November 19, 2009

Minor Updates

With apologies to Lincoln:
Eleven score and thirteen years ago our fathers brought forth on this continent a new nation, conceived in Liberty, and dedicated to the proposition that all men are created equal.  Never did they think we would end up equal, as in the Declaration of Independence they claimed we only have the right to pursue happiness, not to have it "guaranteed" for us by a federal government that steals our money and our sovereignty (as a recent philosopher put it, in this system someone will lose.  But hey, let's be communist instead so we can all lose together!).

Now, we are headed toward another great civil war, testing whether that nation, or any nation, so conceived and so dedicated, can long endure. We are met on a great battle-field of that war, the battlefield of ideas - for now.  We have forgotten or have desecrated the memories of the real battlefields, the final resting places for those who here gave their lives that that nation might continue to live.  What did these brave soldiers give their lives for?  I think that question is answered by another question: What were they fighting against?  They fought the very ideas of government that have brought us to this knife's edge today.  They fought the kind of tyranny that today is much more quickly and easily seizing around our own throats.  It is altogether fitting and proper that we should wake up and do the same.

But, in a larger sense, talk is cheap. We don't want mindless sheep who don't know what they're fighting for, or don't know how to fight this fight.  The brave men, living and dead, who struggled on the battlefield of ideas have shown us the way.  If the founding of this country were treated as the founding of a church, the Declaration of Independence and The Constitution are not the only canonized works out there.  We need to have more than a trivial ability to recount the important dates of the Revolution, we need to know why they fought, and what weapons they used, because we are fighting the same fight today.  It is our history that will save us.
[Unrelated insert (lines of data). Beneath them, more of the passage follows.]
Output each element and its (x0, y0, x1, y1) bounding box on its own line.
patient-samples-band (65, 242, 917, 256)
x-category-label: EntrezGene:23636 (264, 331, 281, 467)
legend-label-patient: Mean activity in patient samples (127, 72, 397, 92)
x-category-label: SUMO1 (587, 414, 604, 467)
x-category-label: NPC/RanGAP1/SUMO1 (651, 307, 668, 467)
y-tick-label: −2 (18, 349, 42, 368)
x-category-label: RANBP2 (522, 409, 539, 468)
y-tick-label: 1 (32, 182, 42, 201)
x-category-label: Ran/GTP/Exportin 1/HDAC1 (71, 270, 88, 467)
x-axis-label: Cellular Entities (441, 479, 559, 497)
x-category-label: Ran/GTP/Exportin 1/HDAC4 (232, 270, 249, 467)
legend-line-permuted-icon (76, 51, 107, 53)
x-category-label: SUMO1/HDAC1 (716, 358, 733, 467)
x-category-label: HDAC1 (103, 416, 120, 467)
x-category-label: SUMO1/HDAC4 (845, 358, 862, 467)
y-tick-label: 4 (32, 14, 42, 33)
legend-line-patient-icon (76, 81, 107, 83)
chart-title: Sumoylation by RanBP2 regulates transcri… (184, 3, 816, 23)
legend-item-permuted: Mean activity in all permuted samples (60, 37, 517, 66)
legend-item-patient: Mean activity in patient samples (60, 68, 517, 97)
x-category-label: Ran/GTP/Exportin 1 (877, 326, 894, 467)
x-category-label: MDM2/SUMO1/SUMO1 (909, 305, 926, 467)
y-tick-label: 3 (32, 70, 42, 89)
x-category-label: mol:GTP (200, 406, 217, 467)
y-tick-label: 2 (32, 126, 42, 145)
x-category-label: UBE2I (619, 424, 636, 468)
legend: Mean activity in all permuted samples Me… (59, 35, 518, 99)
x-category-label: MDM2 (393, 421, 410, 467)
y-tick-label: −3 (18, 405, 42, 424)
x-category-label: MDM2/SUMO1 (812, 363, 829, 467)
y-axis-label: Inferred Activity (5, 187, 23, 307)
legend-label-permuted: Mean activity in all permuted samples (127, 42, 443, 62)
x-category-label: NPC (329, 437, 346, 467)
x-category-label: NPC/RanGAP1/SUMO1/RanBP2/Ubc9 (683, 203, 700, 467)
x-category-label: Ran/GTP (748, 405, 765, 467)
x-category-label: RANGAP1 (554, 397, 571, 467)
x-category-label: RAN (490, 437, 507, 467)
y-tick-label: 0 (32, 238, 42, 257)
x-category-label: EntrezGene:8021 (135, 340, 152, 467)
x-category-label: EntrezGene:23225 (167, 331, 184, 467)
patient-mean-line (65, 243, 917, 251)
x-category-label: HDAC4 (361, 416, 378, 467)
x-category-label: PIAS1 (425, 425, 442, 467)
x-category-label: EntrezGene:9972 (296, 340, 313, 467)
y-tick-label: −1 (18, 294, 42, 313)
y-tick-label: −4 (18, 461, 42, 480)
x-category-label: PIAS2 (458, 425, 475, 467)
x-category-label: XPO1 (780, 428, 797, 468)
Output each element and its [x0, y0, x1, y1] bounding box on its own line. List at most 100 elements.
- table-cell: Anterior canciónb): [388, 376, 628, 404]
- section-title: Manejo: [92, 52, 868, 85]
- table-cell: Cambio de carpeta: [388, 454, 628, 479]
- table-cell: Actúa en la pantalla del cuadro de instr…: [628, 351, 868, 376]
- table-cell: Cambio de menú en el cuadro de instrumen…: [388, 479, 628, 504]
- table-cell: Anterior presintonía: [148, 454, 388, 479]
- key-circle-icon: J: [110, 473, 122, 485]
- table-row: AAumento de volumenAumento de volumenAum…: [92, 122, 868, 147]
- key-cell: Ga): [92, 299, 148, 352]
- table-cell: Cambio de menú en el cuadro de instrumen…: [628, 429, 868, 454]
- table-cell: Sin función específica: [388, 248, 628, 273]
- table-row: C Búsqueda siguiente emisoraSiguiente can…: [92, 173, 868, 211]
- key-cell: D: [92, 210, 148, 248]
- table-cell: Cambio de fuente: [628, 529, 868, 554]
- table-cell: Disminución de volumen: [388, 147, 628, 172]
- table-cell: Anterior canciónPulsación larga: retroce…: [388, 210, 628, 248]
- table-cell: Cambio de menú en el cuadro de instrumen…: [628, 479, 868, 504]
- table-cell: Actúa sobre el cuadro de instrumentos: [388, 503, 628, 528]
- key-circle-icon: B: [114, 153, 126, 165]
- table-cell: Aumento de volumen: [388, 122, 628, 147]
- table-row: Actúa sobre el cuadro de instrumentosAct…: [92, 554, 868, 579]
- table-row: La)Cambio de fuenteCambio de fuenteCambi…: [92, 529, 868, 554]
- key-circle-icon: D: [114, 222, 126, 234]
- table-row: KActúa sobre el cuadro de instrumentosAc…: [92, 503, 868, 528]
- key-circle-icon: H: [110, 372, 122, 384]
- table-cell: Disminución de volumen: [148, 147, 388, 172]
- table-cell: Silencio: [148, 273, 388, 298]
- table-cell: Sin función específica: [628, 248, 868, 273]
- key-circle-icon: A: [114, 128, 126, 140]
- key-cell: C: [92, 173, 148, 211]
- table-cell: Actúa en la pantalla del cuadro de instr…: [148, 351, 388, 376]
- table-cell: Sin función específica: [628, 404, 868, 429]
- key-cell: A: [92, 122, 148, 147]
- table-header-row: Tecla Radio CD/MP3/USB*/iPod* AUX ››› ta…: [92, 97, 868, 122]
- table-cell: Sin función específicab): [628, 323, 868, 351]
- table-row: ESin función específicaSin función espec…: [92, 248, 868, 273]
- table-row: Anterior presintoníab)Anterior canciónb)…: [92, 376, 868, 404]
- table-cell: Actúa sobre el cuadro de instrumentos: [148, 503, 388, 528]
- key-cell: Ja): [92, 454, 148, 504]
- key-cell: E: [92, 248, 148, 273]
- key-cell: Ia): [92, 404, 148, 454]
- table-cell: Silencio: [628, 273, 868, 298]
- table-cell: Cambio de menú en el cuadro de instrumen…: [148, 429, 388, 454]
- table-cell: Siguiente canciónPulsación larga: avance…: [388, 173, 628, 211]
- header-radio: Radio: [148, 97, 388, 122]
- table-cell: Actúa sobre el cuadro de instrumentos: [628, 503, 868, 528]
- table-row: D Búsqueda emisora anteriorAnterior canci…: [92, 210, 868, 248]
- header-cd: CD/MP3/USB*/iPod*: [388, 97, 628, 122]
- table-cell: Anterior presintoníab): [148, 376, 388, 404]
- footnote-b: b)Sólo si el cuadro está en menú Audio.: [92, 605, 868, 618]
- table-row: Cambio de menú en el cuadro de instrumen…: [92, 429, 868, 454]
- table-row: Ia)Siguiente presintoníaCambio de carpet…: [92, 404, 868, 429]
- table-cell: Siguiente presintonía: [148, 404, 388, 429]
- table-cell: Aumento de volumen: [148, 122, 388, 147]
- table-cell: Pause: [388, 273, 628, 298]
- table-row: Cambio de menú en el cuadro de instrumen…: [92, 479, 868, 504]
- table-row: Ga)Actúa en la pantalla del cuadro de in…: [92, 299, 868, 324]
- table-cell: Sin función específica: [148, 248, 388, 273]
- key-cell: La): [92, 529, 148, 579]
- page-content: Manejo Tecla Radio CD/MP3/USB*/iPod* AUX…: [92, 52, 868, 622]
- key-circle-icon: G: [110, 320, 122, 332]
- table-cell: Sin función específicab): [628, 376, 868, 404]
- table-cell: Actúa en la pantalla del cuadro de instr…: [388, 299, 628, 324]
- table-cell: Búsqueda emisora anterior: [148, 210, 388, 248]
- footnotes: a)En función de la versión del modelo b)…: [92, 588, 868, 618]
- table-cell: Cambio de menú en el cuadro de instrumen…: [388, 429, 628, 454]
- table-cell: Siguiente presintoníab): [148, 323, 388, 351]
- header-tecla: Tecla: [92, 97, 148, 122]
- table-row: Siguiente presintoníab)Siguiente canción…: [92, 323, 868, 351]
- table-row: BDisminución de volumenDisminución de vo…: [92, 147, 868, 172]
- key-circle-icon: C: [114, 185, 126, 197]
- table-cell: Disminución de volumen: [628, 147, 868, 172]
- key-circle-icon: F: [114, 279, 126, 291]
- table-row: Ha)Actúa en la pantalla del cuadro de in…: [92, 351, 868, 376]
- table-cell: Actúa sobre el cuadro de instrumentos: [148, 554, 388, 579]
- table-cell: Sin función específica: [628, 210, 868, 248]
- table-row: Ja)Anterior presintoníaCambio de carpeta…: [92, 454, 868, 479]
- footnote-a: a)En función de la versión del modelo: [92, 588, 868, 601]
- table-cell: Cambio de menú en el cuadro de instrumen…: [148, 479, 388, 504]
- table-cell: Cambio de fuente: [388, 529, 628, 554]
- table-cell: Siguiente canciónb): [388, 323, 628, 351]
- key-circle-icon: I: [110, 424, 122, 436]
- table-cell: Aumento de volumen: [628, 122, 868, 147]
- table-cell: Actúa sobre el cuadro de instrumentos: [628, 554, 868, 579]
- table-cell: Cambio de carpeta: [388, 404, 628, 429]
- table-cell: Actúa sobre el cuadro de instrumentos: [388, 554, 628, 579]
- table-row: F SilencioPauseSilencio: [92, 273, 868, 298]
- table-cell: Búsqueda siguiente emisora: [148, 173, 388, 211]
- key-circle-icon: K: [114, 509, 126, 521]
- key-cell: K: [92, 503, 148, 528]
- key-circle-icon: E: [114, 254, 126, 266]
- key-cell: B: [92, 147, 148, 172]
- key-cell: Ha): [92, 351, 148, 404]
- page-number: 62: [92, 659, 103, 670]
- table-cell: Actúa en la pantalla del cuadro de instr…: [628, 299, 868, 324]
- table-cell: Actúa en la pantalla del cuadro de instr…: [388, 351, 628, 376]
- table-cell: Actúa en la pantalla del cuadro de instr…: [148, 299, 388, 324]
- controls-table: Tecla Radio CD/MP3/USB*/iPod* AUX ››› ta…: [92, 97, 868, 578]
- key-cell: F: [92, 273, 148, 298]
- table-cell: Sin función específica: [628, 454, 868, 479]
Your first piece of history today is the remainder of this speech, left unedited so that you can imagine what it would be like if we don't pay attention to the battlefield of ideas:

"The world will little note, nor long remember what we say here, but it can never forget what they did here. It is for us the living, rather, to be dedicated here to the unfinished work which they who fought here have thus far so nobly advanced. It is rather for us to be here dedicated to the great task remaining before us—that from these honored dead we take increased devotion to that cause for which they gave the last full measure of devotion—that we here highly resolve that these dead shall not have died in vain—that this nation, under God, shall have a new birth of freedom—and that government: of the people, by the people, for the people, shall not perish from the earth."